顔はまだ赤かった。青葉さんは手で軽く扇ぎ始める。
「……白沢くん」
「……はい」
「……ゲームをしよう」
「……さっき告白をしてきた男が部屋にあがっていいんですか?」
「部屋にあがってゲームをしていいというのが答えだと思わないんですか?」
睨んでくるその顔に、あまりにも迫力がなくて笑ってしまった。
「青葉さん、めんどくせえ」
「その面倒な女と付き合う気になったくせに!」
「まあ、青葉さんの面倒さには慣れたからなあ」
青葉さんがわざとらしく憤慨するふりをしながらリビングへ向かう。俺も扉を閉めて、その背中を追いかける。
リビングのサイドテーブルには、青葉さんのコントローラーが載っていた。青葉さんが座ったのはソファの左端で、俺がソファの右端へ座る。
この数ヶ月、いつの間にか慣れ親しんだこの場所と光景が、このまま俺の日常になればいい。
「さあ白沢くん、私の狩りに付き合って」
「付き合い立てなのに、色気ないなあ」
「色気欲しかったの? パジャマ捲ったほうがいい?」
「言いながら足首を見せられたところでなんだよな」
青葉さんが装備を選ぶのを待ちながら、ふと、スマホのLINEに気が付いた。相原だった。俺が青葉さんの部屋に着く少し前に、メッセージが届いていた。
『パスケース、ありがとう』
どういたしまして。心の中でそう返し、既読だけつけた。
そのまま、トーク履歴を消去した。
「よし、決まった」
準備ができましたよ! とゲームの中の青葉さんが言う。
「ささ、早く出発しよ」
カラ元気に似たその行動は、青葉さんなりの照れ隠しに違いない。からかってみてもよかったけれど、玄関先でわりと可愛い姿を見ていたので、今はそっとしておくことにしよう。そう思い、ゲーム機を手に取り直した。
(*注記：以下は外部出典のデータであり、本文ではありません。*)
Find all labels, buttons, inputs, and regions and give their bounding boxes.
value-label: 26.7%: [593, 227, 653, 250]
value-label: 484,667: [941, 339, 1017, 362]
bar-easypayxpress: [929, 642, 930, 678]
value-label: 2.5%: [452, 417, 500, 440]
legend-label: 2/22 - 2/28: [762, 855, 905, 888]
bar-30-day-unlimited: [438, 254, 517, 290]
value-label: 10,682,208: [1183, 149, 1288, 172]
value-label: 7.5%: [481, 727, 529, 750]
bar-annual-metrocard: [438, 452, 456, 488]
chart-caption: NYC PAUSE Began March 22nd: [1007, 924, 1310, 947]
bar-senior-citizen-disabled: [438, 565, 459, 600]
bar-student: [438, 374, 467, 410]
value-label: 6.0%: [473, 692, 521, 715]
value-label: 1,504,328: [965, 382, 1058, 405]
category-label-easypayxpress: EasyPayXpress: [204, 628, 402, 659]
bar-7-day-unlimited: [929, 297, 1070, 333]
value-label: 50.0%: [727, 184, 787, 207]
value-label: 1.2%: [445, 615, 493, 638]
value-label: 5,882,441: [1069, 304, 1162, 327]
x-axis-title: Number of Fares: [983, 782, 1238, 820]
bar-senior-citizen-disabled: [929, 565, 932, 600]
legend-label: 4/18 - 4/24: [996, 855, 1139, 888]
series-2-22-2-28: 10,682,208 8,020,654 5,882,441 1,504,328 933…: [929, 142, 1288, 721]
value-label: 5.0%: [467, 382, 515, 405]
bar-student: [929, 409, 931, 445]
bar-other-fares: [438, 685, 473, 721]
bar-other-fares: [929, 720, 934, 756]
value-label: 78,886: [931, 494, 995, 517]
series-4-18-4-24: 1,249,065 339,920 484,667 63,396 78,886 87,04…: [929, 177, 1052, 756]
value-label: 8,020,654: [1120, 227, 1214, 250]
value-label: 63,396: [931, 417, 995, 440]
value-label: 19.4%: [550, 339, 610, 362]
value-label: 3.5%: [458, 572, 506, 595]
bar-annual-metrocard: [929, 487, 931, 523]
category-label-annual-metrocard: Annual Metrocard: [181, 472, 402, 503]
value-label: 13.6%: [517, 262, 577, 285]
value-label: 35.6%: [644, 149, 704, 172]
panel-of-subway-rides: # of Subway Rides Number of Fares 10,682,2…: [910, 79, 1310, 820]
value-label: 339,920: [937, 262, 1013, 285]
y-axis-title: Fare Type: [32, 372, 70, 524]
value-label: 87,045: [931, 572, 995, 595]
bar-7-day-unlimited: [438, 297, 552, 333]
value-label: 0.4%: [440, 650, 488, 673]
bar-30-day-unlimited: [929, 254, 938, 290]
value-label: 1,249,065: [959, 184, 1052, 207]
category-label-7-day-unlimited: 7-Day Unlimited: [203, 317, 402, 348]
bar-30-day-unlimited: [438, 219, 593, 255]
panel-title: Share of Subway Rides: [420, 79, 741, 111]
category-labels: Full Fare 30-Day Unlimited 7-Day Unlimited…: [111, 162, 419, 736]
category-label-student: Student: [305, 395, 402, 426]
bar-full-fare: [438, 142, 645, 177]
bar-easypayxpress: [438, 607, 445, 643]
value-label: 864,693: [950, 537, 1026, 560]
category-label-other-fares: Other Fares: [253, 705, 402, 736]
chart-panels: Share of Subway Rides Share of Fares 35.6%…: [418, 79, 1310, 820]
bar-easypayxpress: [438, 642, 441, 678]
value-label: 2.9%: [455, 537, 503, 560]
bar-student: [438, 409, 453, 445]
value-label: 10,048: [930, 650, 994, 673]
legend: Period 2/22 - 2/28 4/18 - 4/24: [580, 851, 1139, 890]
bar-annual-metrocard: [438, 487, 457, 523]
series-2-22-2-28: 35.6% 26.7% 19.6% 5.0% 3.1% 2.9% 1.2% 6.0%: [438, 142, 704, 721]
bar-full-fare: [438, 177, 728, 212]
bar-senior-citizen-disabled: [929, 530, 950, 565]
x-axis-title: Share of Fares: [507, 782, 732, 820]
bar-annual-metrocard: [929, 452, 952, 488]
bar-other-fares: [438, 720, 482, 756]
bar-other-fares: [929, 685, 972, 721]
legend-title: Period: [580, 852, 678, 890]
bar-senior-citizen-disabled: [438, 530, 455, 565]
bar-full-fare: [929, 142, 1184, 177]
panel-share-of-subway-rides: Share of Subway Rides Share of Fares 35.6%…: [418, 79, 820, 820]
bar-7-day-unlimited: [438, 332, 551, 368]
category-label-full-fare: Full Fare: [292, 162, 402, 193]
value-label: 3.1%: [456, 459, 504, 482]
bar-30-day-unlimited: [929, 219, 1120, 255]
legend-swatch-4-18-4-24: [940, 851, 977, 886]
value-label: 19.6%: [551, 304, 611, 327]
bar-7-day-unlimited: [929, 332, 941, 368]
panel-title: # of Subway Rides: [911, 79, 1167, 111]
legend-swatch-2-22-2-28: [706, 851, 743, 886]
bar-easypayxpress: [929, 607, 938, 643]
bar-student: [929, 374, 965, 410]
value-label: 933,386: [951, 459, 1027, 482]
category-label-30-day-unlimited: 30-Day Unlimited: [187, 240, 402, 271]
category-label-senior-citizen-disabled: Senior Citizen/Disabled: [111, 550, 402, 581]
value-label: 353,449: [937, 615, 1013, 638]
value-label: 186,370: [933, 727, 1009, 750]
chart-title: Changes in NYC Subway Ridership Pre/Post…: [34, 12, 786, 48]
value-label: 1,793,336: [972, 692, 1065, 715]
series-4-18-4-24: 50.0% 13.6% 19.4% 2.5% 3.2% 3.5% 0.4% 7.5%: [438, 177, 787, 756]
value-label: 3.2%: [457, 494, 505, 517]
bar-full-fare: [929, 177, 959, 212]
社会人になってはや5年。判を押したような毎日が続いていた。
といっても、判もインクが掠れることはある。ズレることもある。
そしてあるとき、判子のメーカーが変わって、ついでに押し心地と、何の間違いかインク色も変わった。
以来、鮮やかな青色の判を押す日々が、俺の日常になっている。